FMC also aims to use the cash raised by selling the soda ash business to pay down debt related to the Cheminova acquisition. "If you sell, you get all of the proceeds back, which is important for us," Brondeau says. The company told investors during a call last week that it does not foresee much difficult selling the soda ash business, which reported revenues of $747 million last year and is a solid cash generator. "We constantly get calls [on soda ash], but can't comment on how valid or real they are," FMC CFO Paul Graves said during the call. "We're not concerned about finding a buyer, given the cash flow profile, asset base and margins of the business."
Cheminova, which was founded in 1938, develops, produces, and markets crop protection products, and 98% of sales are generated outside Denmark. In 2013, Cheminova posted sales of 6.6 billion Danish kroner. It employs over 2,200 people in 24 countries. FMC intends to continue to operate, after close, all of the manufacturing facilities currently operated by Cheminova. These include the active ingredient manufacturing facilities in Denmark and India and the formulation facilities in Australia, Denmark, Germany, India, Italy, and the UK.
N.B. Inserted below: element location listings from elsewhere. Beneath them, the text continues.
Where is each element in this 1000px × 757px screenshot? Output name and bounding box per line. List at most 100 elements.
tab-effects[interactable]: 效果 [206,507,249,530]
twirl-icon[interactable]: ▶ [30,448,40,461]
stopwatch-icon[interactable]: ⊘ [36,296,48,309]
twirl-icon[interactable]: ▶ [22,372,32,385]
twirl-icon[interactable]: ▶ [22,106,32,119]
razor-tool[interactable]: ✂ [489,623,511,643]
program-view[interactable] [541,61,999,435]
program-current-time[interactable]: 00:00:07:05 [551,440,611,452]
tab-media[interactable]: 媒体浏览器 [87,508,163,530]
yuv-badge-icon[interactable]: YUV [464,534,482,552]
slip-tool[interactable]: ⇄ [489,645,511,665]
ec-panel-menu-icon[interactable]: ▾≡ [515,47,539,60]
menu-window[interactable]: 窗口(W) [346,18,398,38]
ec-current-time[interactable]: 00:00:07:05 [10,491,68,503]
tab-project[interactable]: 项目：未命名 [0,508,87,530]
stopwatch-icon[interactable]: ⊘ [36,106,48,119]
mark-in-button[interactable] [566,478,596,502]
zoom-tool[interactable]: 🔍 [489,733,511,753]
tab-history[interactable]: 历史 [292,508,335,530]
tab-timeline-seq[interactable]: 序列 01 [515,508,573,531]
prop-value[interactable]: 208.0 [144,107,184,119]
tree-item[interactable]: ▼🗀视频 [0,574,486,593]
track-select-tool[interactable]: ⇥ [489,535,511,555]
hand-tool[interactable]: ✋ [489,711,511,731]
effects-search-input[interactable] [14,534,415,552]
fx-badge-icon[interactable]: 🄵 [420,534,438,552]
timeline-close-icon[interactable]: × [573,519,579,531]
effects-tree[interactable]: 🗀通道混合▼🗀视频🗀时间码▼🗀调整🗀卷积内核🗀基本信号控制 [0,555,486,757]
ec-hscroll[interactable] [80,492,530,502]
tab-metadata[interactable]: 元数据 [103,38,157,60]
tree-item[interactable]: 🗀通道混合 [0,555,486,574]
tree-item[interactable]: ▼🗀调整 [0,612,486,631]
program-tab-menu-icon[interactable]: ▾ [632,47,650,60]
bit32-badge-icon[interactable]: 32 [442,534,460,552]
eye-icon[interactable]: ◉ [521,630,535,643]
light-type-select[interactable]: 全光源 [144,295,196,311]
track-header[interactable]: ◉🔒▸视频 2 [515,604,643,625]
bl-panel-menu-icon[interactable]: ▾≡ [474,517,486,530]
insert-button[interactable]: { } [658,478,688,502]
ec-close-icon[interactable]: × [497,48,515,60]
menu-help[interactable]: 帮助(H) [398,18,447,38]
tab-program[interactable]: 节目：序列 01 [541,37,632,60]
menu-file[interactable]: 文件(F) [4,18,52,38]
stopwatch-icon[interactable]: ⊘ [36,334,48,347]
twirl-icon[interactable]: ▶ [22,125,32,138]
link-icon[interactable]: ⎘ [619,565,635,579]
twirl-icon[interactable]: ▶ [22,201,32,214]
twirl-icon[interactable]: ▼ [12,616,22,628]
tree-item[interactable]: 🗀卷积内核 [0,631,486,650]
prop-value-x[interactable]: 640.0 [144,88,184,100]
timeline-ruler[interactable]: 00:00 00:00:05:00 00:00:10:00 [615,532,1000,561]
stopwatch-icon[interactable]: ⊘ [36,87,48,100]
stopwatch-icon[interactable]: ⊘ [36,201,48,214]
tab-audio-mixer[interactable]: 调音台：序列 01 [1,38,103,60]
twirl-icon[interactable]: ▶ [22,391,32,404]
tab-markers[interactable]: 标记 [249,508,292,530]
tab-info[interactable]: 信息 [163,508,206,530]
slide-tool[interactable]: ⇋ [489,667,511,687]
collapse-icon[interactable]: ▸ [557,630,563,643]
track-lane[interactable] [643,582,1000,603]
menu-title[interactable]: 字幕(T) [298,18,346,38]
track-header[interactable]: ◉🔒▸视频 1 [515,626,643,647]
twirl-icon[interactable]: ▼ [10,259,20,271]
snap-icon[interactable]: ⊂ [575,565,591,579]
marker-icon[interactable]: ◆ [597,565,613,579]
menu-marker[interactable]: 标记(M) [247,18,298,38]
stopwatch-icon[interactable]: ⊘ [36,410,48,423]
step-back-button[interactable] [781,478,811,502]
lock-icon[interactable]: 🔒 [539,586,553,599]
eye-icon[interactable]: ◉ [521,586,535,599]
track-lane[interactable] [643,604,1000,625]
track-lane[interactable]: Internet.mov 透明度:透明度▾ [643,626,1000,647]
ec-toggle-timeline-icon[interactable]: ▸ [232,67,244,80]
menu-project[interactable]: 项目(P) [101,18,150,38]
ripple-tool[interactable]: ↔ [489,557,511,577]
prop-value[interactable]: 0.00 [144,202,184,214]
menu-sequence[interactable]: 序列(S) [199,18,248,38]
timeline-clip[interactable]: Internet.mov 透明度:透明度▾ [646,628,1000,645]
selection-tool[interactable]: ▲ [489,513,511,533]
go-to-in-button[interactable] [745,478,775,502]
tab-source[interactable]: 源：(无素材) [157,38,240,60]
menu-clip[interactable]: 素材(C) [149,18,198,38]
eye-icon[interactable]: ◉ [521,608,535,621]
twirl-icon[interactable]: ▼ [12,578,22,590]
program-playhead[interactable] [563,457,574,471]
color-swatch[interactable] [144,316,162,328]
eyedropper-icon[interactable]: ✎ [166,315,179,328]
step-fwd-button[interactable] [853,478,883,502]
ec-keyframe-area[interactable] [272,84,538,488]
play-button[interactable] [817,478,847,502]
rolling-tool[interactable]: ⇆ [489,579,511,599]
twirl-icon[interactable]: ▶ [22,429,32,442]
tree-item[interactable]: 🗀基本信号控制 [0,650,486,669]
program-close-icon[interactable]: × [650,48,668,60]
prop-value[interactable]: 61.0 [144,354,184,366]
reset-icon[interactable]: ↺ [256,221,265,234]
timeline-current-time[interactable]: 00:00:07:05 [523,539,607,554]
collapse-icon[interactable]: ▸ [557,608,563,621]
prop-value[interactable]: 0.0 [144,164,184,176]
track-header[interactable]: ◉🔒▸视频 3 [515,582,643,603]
FMC will continue to operate both of Cheminova's active-ingredient plants - a shift for the company, which had previously relied on toll manufacturing to supply its actives. "We've been thinking that one or two plants to make our own actives...gives us more flexibility in complex formulations, and more control over manufacturing for highly confidential products," Brondeau says. The company, however, has no plans to expand its active-ingredient manufacturing base beyond the plants in India and Denmark. "The two plants are more than we need and we would not go beyond that," Brondeau says.
Cheminova also has a large sales force in Europe, expanding FMC's presence in a market where its penetration is limited. The acquisition also strengthens FMC's already-significant position in Brazil, and gives FMC new products to market with its existing sales force in North America, Brondeau says. In Asia, Cheminova expands FMC's access to markets in India and Australia, he adds.
Cheminova brings complementary technologies in insecticides and herbicides, significantly enhances FMC's fungicide portfolio, and adds a growing micronutrient business, FMC says. “Cheminova has a portfolio of more than 60 active ingredients; over 2,300 registrations; and a pipeline of active ingredients currently under development. It is the addition of this broad suite of technology that is particularly exciting to us, and we firmly expect to increase our pace of new product launches in the coming seasons as a direct result of adding Cheminova's capabilities to ours,” Brondeau says.
FMC anticipates synergies through a combination of production and operating efficiency gains, as well as improved market access. FMC expects the transaction to be accretive to adjusted earnings in the first full year following completion of the acquisition. Goldman Sachs acted as financial advisor; and Wachtell, Lipton, Rosen & Katz acted as legal counsel to FMC in connection with the acquisition. Citigroup provided additional financial advice and committed debt facilities, FMC says.